— Вы знали? — спросил Джим.

— Нет, — сказал Ферд Хайнке. — Он нам не рассказывал. Но мы видели, что он чего–то боится. «Хорьх» у него был наготове, чтобы можно было смыться. Только не получилось у него.

— Да, классная была машина, — сказал Джо.

— А ты что думаешь? — обратился Джим к Рейчел. — Хорошая была идея?

— Нет. Ты про Гриммельмана? Нет, это была ошибка. Ведь они его все–таки взяли.

— А если бы не взяли?

— Но взяли же.

От переживаний лицо ее побледнело и вытянулось. Выбившиеся пряди волос падали ей на щеки и уши. Какой голодный вид у этой девчушки, подумал он. И какие чудесные глаза. Черно–фиолетовые, огромные, с длинными ресницами. Вот он и увидел, как она чего–то все–таки испугалась.
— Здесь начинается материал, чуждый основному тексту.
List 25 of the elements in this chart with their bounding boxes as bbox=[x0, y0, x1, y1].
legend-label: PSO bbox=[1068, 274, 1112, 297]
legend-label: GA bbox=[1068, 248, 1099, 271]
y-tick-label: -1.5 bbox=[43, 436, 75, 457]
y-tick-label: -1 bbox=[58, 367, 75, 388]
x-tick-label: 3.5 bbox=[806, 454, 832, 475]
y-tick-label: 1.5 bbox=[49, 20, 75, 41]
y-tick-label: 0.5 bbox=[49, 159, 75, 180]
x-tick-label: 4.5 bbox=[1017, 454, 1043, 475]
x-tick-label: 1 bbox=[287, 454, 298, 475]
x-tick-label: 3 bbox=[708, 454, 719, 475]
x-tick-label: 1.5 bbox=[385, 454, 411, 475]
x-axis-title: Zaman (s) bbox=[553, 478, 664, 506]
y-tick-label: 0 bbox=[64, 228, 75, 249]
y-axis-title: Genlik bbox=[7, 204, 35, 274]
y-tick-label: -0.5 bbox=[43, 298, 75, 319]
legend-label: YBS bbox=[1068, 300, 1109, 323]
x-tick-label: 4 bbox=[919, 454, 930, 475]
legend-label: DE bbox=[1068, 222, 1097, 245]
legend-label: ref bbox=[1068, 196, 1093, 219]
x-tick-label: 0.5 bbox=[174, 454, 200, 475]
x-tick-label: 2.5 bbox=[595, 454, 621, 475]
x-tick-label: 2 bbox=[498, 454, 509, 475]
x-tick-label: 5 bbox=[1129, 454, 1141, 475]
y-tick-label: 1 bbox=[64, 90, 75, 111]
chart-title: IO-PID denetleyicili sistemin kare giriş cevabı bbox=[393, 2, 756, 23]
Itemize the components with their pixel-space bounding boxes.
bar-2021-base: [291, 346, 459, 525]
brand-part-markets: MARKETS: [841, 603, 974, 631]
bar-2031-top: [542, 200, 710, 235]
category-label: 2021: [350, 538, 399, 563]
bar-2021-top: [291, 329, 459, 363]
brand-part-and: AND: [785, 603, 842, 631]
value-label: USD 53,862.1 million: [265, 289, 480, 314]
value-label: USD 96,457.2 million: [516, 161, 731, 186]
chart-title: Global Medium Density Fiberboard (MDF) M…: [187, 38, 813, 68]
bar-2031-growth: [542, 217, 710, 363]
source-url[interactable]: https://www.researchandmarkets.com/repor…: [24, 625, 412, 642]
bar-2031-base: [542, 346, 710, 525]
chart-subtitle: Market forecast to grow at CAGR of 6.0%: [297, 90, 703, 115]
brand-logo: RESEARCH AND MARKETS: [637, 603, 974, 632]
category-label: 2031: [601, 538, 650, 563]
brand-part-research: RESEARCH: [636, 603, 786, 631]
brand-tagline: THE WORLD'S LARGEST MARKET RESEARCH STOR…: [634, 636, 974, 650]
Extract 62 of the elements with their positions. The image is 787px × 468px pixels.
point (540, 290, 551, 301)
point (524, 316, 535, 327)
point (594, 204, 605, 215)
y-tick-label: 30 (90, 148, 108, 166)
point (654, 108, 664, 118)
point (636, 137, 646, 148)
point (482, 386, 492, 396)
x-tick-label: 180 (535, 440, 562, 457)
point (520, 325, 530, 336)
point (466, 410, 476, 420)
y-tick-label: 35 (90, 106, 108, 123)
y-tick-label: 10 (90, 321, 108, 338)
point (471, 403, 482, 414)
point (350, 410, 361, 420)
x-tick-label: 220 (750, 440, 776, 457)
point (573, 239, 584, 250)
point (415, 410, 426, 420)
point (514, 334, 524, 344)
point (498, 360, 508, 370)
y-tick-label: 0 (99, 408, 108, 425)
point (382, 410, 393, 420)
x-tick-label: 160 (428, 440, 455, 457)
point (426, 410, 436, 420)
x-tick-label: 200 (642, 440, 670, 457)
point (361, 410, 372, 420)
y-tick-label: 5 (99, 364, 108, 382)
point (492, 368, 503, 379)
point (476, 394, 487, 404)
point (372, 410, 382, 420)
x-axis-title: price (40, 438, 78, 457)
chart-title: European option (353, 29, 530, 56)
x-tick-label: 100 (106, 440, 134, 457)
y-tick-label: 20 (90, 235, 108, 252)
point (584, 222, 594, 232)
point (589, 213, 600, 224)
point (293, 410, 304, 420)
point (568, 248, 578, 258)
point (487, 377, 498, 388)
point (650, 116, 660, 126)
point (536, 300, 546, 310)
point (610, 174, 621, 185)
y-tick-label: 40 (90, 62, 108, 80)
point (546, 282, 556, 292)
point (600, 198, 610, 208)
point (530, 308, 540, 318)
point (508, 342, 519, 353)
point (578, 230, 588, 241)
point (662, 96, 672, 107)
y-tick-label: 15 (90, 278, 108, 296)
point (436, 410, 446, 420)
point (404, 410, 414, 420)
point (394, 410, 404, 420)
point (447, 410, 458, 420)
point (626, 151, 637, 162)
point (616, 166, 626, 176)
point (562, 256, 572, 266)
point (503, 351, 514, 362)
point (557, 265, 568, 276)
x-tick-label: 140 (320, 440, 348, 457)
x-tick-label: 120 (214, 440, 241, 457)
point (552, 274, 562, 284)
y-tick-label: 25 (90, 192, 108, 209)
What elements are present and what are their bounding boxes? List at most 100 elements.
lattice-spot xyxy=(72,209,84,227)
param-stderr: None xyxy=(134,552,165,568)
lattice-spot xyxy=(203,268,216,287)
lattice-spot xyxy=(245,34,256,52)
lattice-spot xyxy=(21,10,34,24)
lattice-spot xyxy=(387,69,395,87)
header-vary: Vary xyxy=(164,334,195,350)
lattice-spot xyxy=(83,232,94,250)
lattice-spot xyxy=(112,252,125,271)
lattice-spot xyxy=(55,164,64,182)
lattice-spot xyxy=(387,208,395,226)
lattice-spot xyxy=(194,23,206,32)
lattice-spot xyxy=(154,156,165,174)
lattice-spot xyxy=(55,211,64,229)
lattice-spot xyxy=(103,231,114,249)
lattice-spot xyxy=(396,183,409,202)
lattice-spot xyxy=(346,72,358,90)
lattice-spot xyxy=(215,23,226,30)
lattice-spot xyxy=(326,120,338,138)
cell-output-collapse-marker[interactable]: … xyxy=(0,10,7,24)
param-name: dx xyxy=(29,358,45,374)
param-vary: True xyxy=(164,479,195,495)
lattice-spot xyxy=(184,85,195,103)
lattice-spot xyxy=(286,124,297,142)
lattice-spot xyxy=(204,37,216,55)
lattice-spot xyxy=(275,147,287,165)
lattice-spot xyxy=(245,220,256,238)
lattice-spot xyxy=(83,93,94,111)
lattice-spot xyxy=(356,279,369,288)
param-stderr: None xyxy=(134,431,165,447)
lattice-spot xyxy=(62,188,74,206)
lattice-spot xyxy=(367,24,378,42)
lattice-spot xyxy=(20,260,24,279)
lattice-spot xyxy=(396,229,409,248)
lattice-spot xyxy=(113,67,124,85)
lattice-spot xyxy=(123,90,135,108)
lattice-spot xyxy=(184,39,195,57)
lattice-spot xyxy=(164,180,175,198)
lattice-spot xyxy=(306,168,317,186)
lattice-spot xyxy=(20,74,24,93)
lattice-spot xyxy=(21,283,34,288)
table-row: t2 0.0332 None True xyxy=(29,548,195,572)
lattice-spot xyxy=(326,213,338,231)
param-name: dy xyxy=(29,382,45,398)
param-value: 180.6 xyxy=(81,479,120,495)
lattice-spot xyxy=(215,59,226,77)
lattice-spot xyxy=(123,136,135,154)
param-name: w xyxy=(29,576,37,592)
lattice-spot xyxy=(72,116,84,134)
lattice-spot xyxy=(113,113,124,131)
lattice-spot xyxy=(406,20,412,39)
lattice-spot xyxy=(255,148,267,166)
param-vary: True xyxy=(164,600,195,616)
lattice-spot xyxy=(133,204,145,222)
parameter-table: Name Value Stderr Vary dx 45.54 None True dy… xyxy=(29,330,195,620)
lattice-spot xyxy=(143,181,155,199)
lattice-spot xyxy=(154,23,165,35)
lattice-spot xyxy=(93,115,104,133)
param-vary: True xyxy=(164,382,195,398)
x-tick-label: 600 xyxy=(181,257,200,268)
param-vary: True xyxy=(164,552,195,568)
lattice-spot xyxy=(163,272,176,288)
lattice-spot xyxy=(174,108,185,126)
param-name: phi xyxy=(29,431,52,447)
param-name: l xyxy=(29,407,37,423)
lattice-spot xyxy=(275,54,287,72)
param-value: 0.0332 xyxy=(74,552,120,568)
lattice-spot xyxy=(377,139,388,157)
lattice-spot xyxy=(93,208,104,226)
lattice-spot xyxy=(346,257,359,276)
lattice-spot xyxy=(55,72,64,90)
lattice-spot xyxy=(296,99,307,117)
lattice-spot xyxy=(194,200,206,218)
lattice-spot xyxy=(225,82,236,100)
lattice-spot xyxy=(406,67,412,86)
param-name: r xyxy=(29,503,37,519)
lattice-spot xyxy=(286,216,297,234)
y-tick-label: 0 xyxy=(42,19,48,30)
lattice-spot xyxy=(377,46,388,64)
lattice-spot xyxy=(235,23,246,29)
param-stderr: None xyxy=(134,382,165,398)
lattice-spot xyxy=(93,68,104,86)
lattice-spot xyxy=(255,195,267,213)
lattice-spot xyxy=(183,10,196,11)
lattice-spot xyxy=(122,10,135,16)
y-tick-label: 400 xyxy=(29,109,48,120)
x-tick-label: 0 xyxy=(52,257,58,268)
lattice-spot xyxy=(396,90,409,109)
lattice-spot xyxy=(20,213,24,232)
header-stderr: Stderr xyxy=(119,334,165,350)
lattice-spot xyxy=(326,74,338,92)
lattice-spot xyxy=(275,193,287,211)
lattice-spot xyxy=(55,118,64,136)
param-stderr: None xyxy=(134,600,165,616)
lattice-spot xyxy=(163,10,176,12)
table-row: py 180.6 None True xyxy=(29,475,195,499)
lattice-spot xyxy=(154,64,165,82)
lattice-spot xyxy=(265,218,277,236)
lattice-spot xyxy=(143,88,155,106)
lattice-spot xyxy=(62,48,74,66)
Я отдам за это все, что у меня есть, решил он. Сделаю все, что от меня зависит. Если они доберутся до этой семьи, я буду драться с ними. Я сделал выбор, и гнев переполняет меня.

— Они, конечно, могут сказать, что мы не муж и жена. Мы же соврали про то, сколько нам лет, и нам могут сказать, что брак недействителен. Я думала об этом. У них этот козырь против нас на руках. Они в любой момент могут к нему прибегнуть.

— Но вы — муж и жена, — сказал он.

— Правда?

— Да, — сказал он. — Ты и Арт — муж и жена.

Ее лицо, неистово живое, даже чуть округлилось, исчезла впалость щек. Он увидел, как это лицо разглаживается, как расходится по нему румянец. Увидел, как ее изнутри наполняет тепло. Чудесное тепло.

— Думаешь, прорвемся? — спросила она. — Ты правда так думаешь?

Они знают, что победа будет за вами, подумал он. Знают, что сами они обречены. Вы отказались от их слов, от их культуры, обычаев, их изощренности, их вкусов. От их ценностей.

И я вынужден примкнуть к одной из сторон. Они говорят детям: вы наши враги. Мы будем вас убивать. Мы уничтожим вас. А я говорю вам: если вы решили воевать с детьми, тогда вам придется бороться и со мной. Потому что я буду их защищать. Я увижу, как дети переживут вас.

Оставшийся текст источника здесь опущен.